21 Luglio 2023
Di quanta acqua disponiamo in Italia?
La quantità di acqua disponibile in un territorio dipende da quanta ne arriva tramite precipitazione e da quanta ne viene persa a causa dei fenomeni di evaporazione e di traspirazione da parte delle piante. Ciò che rimane è chiamato deflusso interno ed è l’acqua che soddisfa i bisogni idrici nazionali, resa disponibile attraverso i corsi idrici e le falde acquifere.
Come abbiamo spiegato nel nostro ultimo Special Report, contabilizzare la quantità di acqua presente ed usata in un territorio non è così semplice e solo recentemente l’Ispra ha ricostruito una serie storica estesa del bilancio idrico nazionale.
Secondo l’Ispra, nell’ultimo trentennio la disponibilità media di acqua in Italia è stata pari a 134 miliardi di m3 all’anno: questo fa dell’Italia il terzo paese in Europa con maggiore disponibilità di risorsa idrica dopo la Svezia e la Francia. La disponibilità di acqua di un paese dipende anzitutto dalla sua estensione: più è grande, maggiori saranno le precipitazioni intercettate. Ma anche misurando la diponibilità della risorsa per unità di superficie (ossia a quanta acqua è disponibile per kilometro quadrato di superficie), l’Italia si posiziona sopra alla media europea e ai valori di Francia, Germania e Spagna, con oltre 400 mila m3/km2. Se guardiamo invece alla disponibilità pro-capite, la media nazionale si posiziona leggermente sotto la media europea, essendo l’Italia un Paese con un’alta densità abitativa.

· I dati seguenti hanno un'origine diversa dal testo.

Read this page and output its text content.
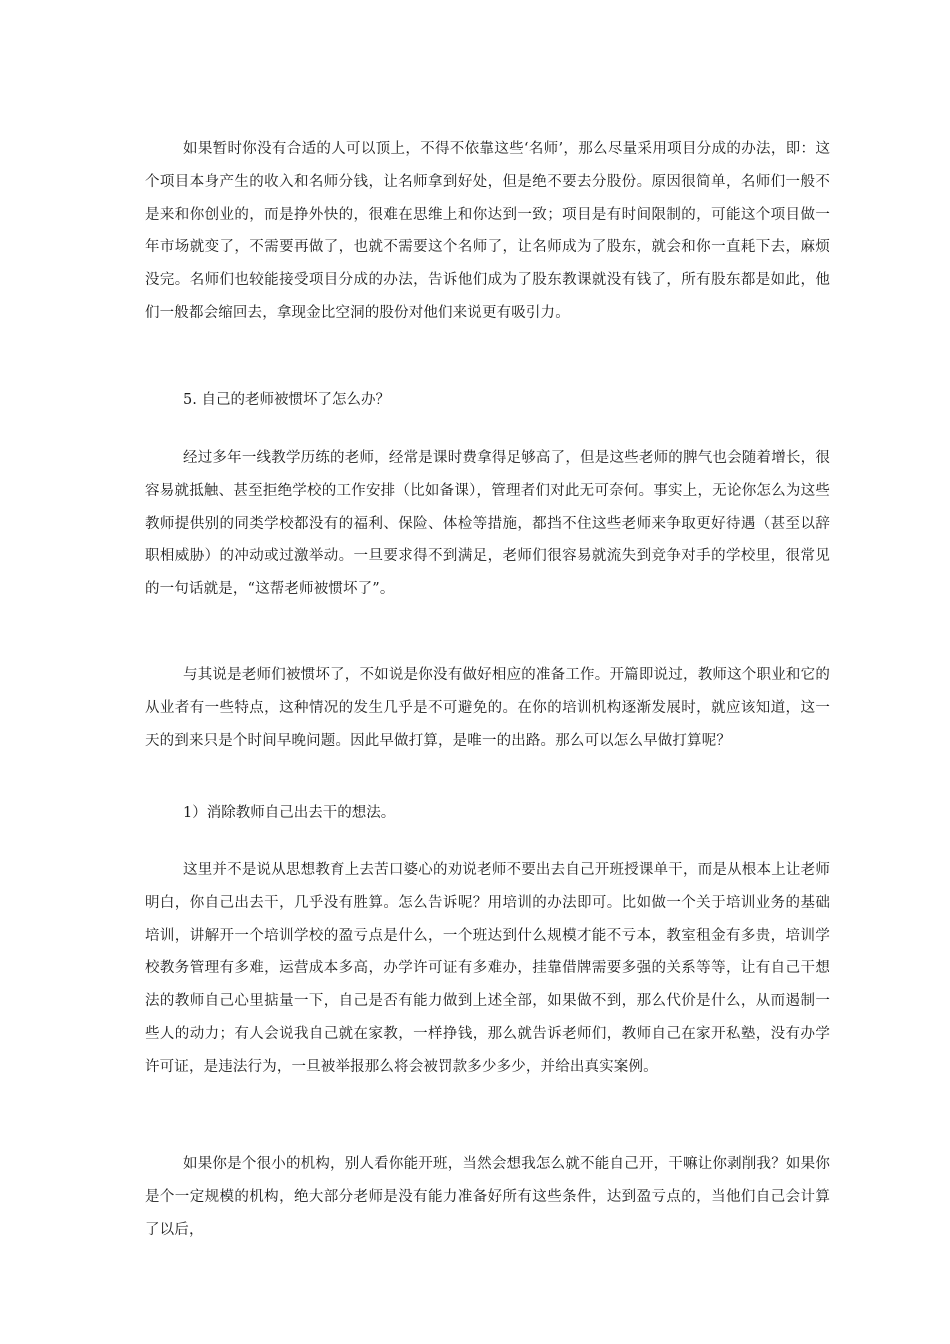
如果暂时你没有合适的人可以顶上，不得不依靠这些‘名师’，那么尽量采用项目分成的办法，即：这个项目本身产生的收入和名师分钱，让名师拿到好处，但是绝不要去分股份。原因很简单，名师们一般不是来和你创业的，而是挣外快的，很难在思维上和你达到一致；项目是有时间限制的，可能这个项目做一年市场就变了，不需要再做了，也就不需要这个名师了，让名师成为了股东，就会和你一直耗下去，麻烦没完。名师们也较能接受项目分成的办法，告诉他们成为了股东教课就没有钱了，所有股东都是如此，他们一般都会缩回去，拿现金比空洞的股份对他们来说更有吸引力。

5. 自己的老师被惯坏了怎么办？

经过多年一线教学历练的老师，经常是课时费拿得足够高了，但是这些老师的脾气也会随着增长，很容易就抵触、甚至拒绝学校的工作安排（比如备课），管理者们对此无可奈何。事实上，无论你怎么为这些教师提供别的同类学校都没有的福利、保险、体检等措施，都挡不住这些老师来争取更好待遇（甚至以辞职相威胁）的冲动或过激举动。一旦要求得不到满足，老师们很容易就流失到竞争对手的学校里，很常见的一句话就是，“这帮老师被惯坏了”。

与其说是老师们被惯坏了，不如说是你没有做好相应的准备工作。开篇即说过，教师这个职业和它的从业者有一些特点，这种情况的发生几乎是不可避免的。在你的培训机构逐渐发展时，就应该知道，这一天的到来只是个时间早晚问题。因此早做打算，是唯一的出路。那么可以怎么早做打算呢？

1）消除教师自己出去干的想法。

这里并不是说从思想教育上去苦口婆心的劝说老师不要出去自己开班授课单干，而是从根本上让老师明白，你自己出去干，几乎没有胜算。怎么告诉呢？用培训的办法即可。比如做一个关于培训业务的基础培训，讲解开一个培训学校的盈亏点是什么，一个班达到什么规模才能不亏本，教室租金有多贵，培训学校教务管理有多难，运营成本多高，办学许可证有多难办，挂靠借牌需要多强的关系等等，让有自己干想法的教师自己心里掂量一下，自己是否有能力做到上述全部，如果做不到，那么代价是什么，从而遏制一些人的动力；有人会说我自己就在家教，一样挣钱，那么就告诉老师们，教师自己在家开私塾，没有办学许可证，是违法行为，一旦被举报那么将会被罚款多少多少，并给出真实案例。

如果你是个很小的机构，别人看你能开班，当然会想我怎么就不能自己开，干嘛让你剥削我？如果你是个一定规模的机构，绝大部分老师是没有能力准备好所有这些条件，达到盈亏点的，当他们自己会计算了以后，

È bene ricordare che la quantità di acqua disponibile su un territorio non è destinata esclusivamente al fabbisogno dell’uomo, ma anche agli ecosistemi e alla vita che essi contengono: per questo la comunità scientifica indica che dovremmo cercare di limitare i nostri prelievi idrici (cioè, il nostro consumo di acqua) al di sotto del 20% della disponibilità totale. Rispettare questa soglia è importante non solo per l’importanza della tutela della risorsa, ma anche perché è molto probabile che il cambiamento climatico stia già avendo degli effetti sulla sua disponibilità. Al di là dell’impatto sulla disponibilità assoluta di acqua, quel che è certo è che l’aumento delle temperature stia aumentando gli eventi estremi legati all’acqua, sia nel tempo che nello spazio, ovvero i periodi in cui di acqua ce n’è troppa o troppo poca.
Secondo l’Ispra, negli ultimi decenni in Italia abbiamo già assistito a una progressiva riduzione della disponibilità media annua di acqua, che è passata dalla media di 166 miliardi di m3/anno del trentennio 1921-1950 ai 134 del 1991-2020, con una riduzione di circa il 20%. Il trend sarebbe destinato a consolidarsi e anzi a peggiorare negli anni a causa del cambiamento climatico. Anche immaginando di contenere il riscaldamento globale a non più di 2 °C entro la fine del secolo, la disponibilità a livello nazionale rischia di ridursi ancora di un altro 10%. Ma se invece non riuscissimo a cambiare passo sulle politiche di decarbonizzazione e arrivassimo a +3 o +4 °C, a fine secolo potremmo avere un ulteriore 40% in meno della risorsa. Ovviamente, questa riduzione colpirebbe in modo diverso differenti aree del Paese e in alcune zone del Sud Italia, già oggi in crisi di disponibilità idrica, questa potrebbe ridursi addirittura del 90%.
L’Italia, dunque, oggi dispone ancora di una buona quantità di acqua nel territorio, ma questa disponibilità è fortemente minacciata dalla crisi climatica: se non stacchiamo la spina al riscaldamento globale, sarà sempre più difficile adattarsi ad un ciclo dell’acqua che è già cambiato.